Ringkasan materi KH. Baiquni Purnomo oleh Sutri Purnamasari, mahasantri Ibnu Katsir 2

Bulan Agustus pada kalender Masehi identik dengan kemerdekaan, terkhusus bagi Indonesia. Beragam acara dan kegiatan digelar: mulai dari lomba balap karung, beragam cabang olahraga yang dipertandingkan, hingga panjat pinang. Ada juga yang menyelenggarakan zikir dan doa bersama untuk bangsa.

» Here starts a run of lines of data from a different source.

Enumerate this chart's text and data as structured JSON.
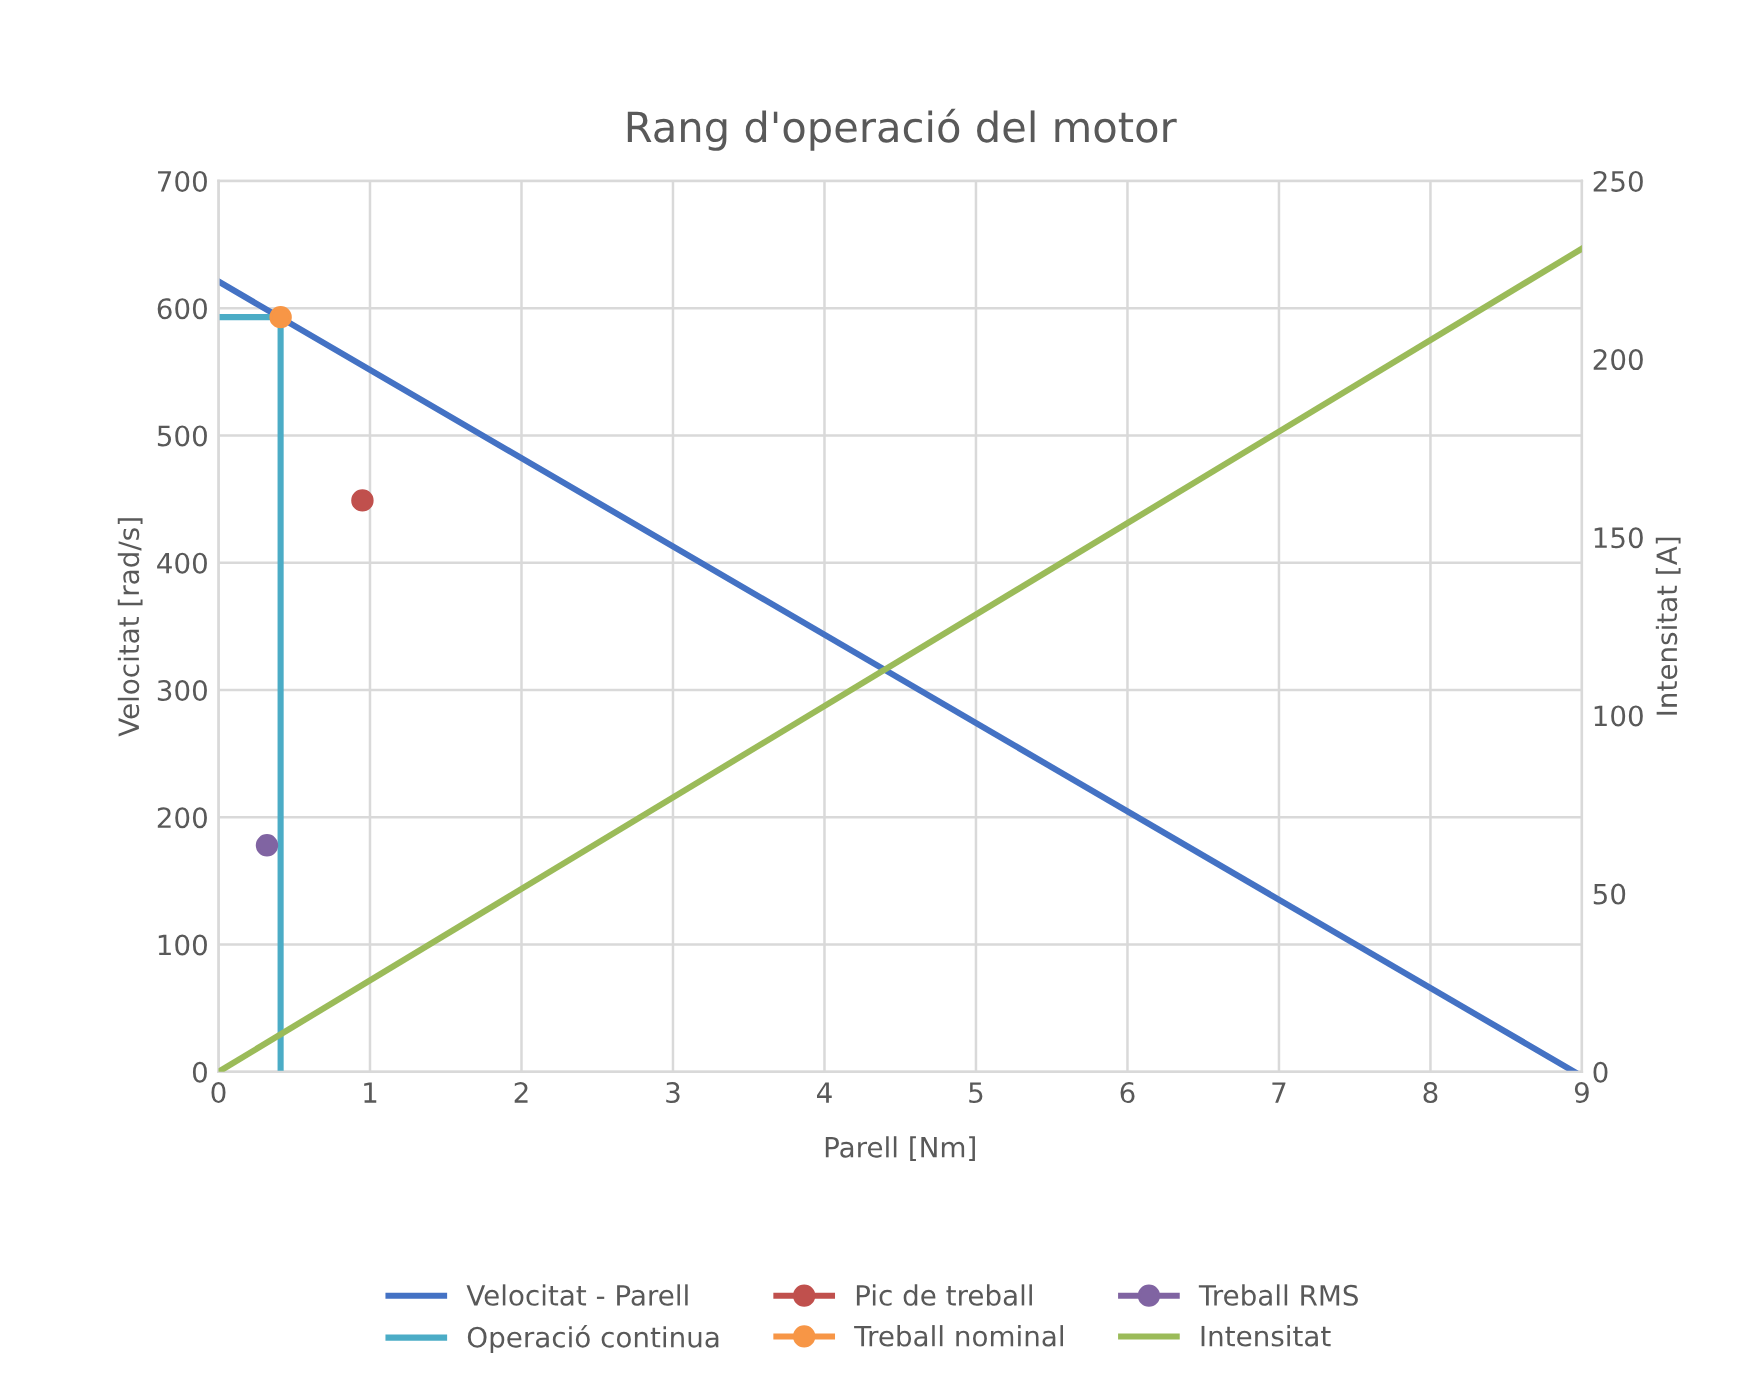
{
  "chart_data": {
    "type": "line",
    "title": "Rang d'operació del motor",
    "xlabel": "Parell [Nm]",
    "ylabel": "Velocitat [rad/s]",
    "y2label": "Intensitat [A]",
    "xlim": [
      0,
      9
    ],
    "xticks": [
      0,
      1,
      2,
      3,
      4,
      5,
      6,
      7,
      8,
      9
    ],
    "ylim": [
      0,
      700
    ],
    "yticks": [
      0,
      100,
      200,
      300,
      400,
      500,
      600,
      700
    ],
    "y2lim": [
      0,
      250
    ],
    "y2ticks": [
      0,
      50,
      100,
      150,
      200,
      250
    ],
    "grid": true,
    "legend": "bottom",
    "marker": "none",
    "line_style": "solid",
    "series": [
      {
        "name": "Velocitat - Parell",
        "color": "#4472c4",
        "x": [
          0,
          8.95
        ],
        "values": [
          621,
          0
        ]
      },
      {
        "name": "Pic de treball",
        "type": "scatter",
        "marker": "circle",
        "color": "#c0504d",
        "x": [
          0.95
        ],
        "values": [
          449
        ]
      },
      {
        "name": "Treball RMS",
        "type": "scatter",
        "marker": "circle",
        "color": "#8064a2",
        "x": [
          0.32
        ],
        "values": [
          178
        ]
      },
      {
        "name": "Operació continua",
        "color": "#4bacc6",
        "x": [
          0,
          0.41,
          0.41
        ],
        "values": [
          593,
          593,
          0
        ]
      },
      {
        "name": "Treball nominal",
        "type": "scatter",
        "marker": "circle",
        "color": "#f79646",
        "x": [
          0.41
        ],
        "values": [
          593
        ]
      },
      {
        "name": "Intensitat",
        "axis": "y2",
        "color": "#9bbb59",
        "x": [
          0,
          9
        ],
        "values": [
          0,
          231
        ]
      }
    ]
  }
}
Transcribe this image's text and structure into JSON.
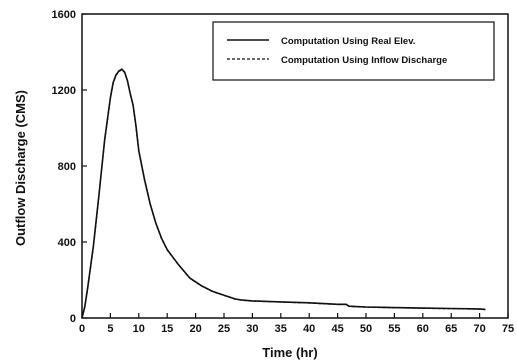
{
  "chart_data": {
    "type": "line",
    "title": "",
    "xlabel": "Time (hr)",
    "ylabel": "Outflow Discharge (CMS)",
    "xlim": [
      0,
      75
    ],
    "ylim": [
      0,
      1600
    ],
    "xticks": [
      0,
      5,
      10,
      15,
      20,
      25,
      30,
      35,
      40,
      45,
      50,
      55,
      60,
      65,
      70,
      75
    ],
    "yticks": [
      0,
      400,
      800,
      1200,
      1600
    ],
    "grid": false,
    "legend_position": "top-right",
    "series": [
      {
        "name": "Computation Using Real Elev.",
        "style": "solid",
        "color": "#111111",
        "x": [
          0,
          0.5,
          1,
          2,
          3,
          4,
          5,
          5.5,
          6,
          6.5,
          7,
          7.5,
          8,
          8.5,
          9,
          9.5,
          10,
          11,
          12,
          13,
          14,
          15,
          17,
          19,
          21,
          23,
          25,
          27,
          28,
          30,
          35,
          40,
          45,
          46.5,
          47,
          50,
          55,
          60,
          65,
          70,
          71
        ],
        "y": [
          0,
          60,
          160,
          380,
          650,
          940,
          1160,
          1240,
          1280,
          1300,
          1310,
          1295,
          1250,
          1180,
          1120,
          1010,
          880,
          730,
          600,
          500,
          420,
          360,
          280,
          210,
          170,
          140,
          120,
          100,
          95,
          90,
          85,
          80,
          72,
          72,
          62,
          58,
          55,
          52,
          50,
          48,
          45
        ]
      },
      {
        "name": "Computation Using Inflow Discharge",
        "style": "dashed",
        "color": "#111111",
        "x": [
          0,
          0.5,
          1,
          2,
          3,
          4,
          5,
          5.5,
          6,
          6.5,
          7,
          7.5,
          8,
          8.5,
          9,
          9.5,
          10,
          11,
          12,
          13,
          14,
          15,
          17,
          19,
          21,
          23,
          25,
          27,
          28,
          30,
          35,
          40,
          45,
          46.5,
          47,
          50,
          55,
          60,
          65,
          70,
          71
        ],
        "y": [
          0,
          58,
          155,
          375,
          645,
          935,
          1155,
          1235,
          1278,
          1298,
          1305,
          1292,
          1248,
          1178,
          1118,
          1005,
          876,
          726,
          598,
          498,
          418,
          358,
          279,
          209,
          169,
          139,
          119,
          99,
          94,
          89,
          84,
          79,
          71,
          71,
          61,
          57,
          54,
          51,
          49,
          47,
          44
        ]
      }
    ]
  }
}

Selain itu, upacara juga dilaksanakan. Semua itu diselenggarakan dalam rangka mensyukuri nikmat kemerdekaan. Tetapi, benarkah kita sudah merdeka? Jika kemerdekaan dimaknai merdeka dari penjajah, maka bangsa ini memang telah merdeka. Namun, dalam perspektif Al-Qur’an, benarkah suatu bangsa dikatakan merdeka dari segi penjajahan fisik saja? Selama ini, ketika berbicara mengenai kemerdekaan, yang kita pikirkan adalah bebas dari penindasan. Apakah hanya itu makna kemerdekaan yang sebenarnya?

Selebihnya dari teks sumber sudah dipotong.